Parmi les abonnés des influenceuses beauté, enfants et pré-adolescentes, qui maîtrisent le coup de crayon comme personne, sont en nombre croissant
Dans cette démesure, sans doute oublions-nous, qu’enfant, nombreuses sont celles à être passées par là. Emprunter le rouge à lèvres de maman, mettre du vernis à ongles en cachette… Une reproduction des schémas d’identification, à quelques détails près. Désormais, les petites filles sont à la recherche de produits sophistiqués, quitte à y mettre le prix. Les marques aux allures dynamiques et colorées telles que Drunk Elephant, au marketing léché, deviennent populaires pour cette nouvelle tranche de clientes.
Risques dermatologiques
Sur les plateformes, clientes et vendeuses en magasins de beauté témoignent de l’ampleur du phénomène. Il n’est plus rare de voir les rayons envahis de groupes de fillettes. En plus de l’addiction grandissante, s’ajoute l’attrait pour des produits, souvent hors de prix, inadaptés à leurs jeunes peaux. Dans une vidéo, la dermatologue américaine Brooke Jeffy soutient notamment que "la peau des préadolescents mérite des soins doux, et non une routine de soins coûteuse et complète". Et pour cause. Les produits convoités, qui contiennent du retinol, un antioxydant contre les rides, ou des peptides, un activateur de cellules souches, n’auront aucune efficacité sur des peaux immatures. Pire, ces produits pourraient causer des réactions inflammatoires, rendre la peau plus sensible, voire accélérer l’apparition d’acné et autres pathologies dermatologiques.

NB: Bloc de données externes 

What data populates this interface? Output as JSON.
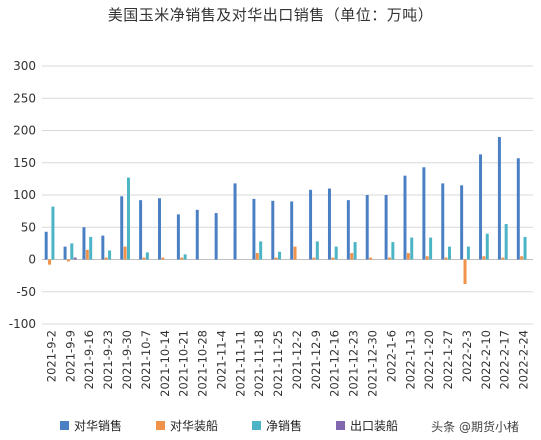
{
  "chart_data": {
    "type": "bar",
    "title": "美国玉米净销售及对华出口销售（单位：万吨）",
    "ylim": [
      -100,
      300
    ],
    "yticks": [
      -100,
      -50,
      0,
      50,
      100,
      150,
      200,
      250,
      300
    ],
    "legend_position": "bottom",
    "categories": [
      "2021-9-2",
      "2021-9-9",
      "2021-9-16",
      "2021-9-23",
      "2021-9-30",
      "2021-10-7",
      "2021-10-14",
      "2021-10-21",
      "2021-10-28",
      "2021-11-4",
      "2021-11-11",
      "2021-11-18",
      "2021-11-25",
      "2021-12-2",
      "2021-12-9",
      "2021-12-16",
      "2021-12-23",
      "2021-12-30",
      "2022-1-6",
      "2022-1-13",
      "2022-1-20",
      "2022-1-27",
      "2022-2-3",
      "2022-2-10",
      "2022-2-17",
      "2022-2-24"
    ],
    "series": [
      {
        "name": "对华销售",
        "color": "#4a7fc4",
        "values": [
          43,
          20,
          50,
          37,
          98,
          92,
          95,
          70,
          77,
          72,
          118,
          94,
          91,
          90,
          108,
          110,
          92,
          100,
          100,
          130,
          143,
          118,
          115,
          163,
          190,
          157
        ]
      },
      {
        "name": "对华装船",
        "color": "#f0924a",
        "values": [
          -8,
          -3,
          15,
          3,
          20,
          3,
          3,
          3,
          0,
          0,
          0,
          10,
          3,
          20,
          3,
          3,
          10,
          3,
          3,
          10,
          5,
          3,
          -38,
          5,
          3,
          5
        ]
      },
      {
        "name": "净销售",
        "color": "#4bb4c5",
        "values": [
          82,
          25,
          35,
          14,
          127,
          11,
          0,
          8,
          0,
          0,
          0,
          28,
          12,
          0,
          28,
          20,
          27,
          0,
          27,
          34,
          34,
          20,
          20,
          40,
          55,
          35
        ]
      },
      {
        "name": "出口装船",
        "color": "#8166b0",
        "values": [
          0,
          3,
          0,
          0,
          0,
          0,
          0,
          0,
          0,
          0,
          0,
          0,
          0,
          0,
          0,
          0,
          0,
          0,
          0,
          0,
          0,
          0,
          0,
          0,
          0,
          0
        ]
      }
    ]
  },
  "watermark": "头条 @期货小楮"
}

Les produits convoités [...] pourraient causer des réactions inflammatoires, rendre la peau plus sensible, voire accélérer l’apparition d’acné et autres pathologies dermatologiques
Majorité numérique
"Mais que font les parents", voilà une question qui se répète. Pour l’heure, l’âge minimum requis pour s’inscrire sur TikTok est de 13 ans. Mais sur cette plateforme comme sur d’autres, il suffit de modifier sa date de naissance pour outrepasser cette règle. Depuis la loi du 7 juillet 2023, la France a pourtant instauré une majorité numérique fixée à 15 ans afin de mieux lutter contre le cyberharcèlement et la surexposition aux écrans, entre autres. En-dessous de cet âge, les sites devraient exiger l’autorisation expresses des parents pour valider une inscription. En décembre dernier, une enquête du journal britannique The Guardian démontrait qu’une simple mention de l’accord des parents dans la description du profil suffisait à maintenir un compte actif. Une information que le jeune lui-même peut renseigner et donc falsifier.
Déformation digitale
Au-delà des usages numériques, ces transformations engendrent une véritable altération du rapport au corps et à l’image. Les retouches photos, les filtres et autres artifices sont désormais accessibles au plus grand nombre. Les réseaux sociaux et les visios à outrance depuis la crise du Covid ont renforcé les injonctions à la beauté et au jeunisme à tout prix. Autant d’archétypes qui imposent de traquer la moindre imperfection et des heures de travail pour y parvenir, sans parler de l’uniformisation de la beauté, complètement aseptisée. Force est de constater que depuis plusieurs années, le marché des cosmétiques ne s’est jamais aussi bien porté, y compris auprès des hommes, en adaptant son marketing et en développant des gammes aux intitulés et aux couleurs plus "masculines". Femmes, hommes, préados et adolescentes, tous sont visés. L’élargissement des cibles constitue une aubaine pour les marques de cosmétiques. Selon la société d’études de marché Transparency Market Research, le marché mondial des cosmétiques devrait peser 663 milliards de dollars d’ici 2031.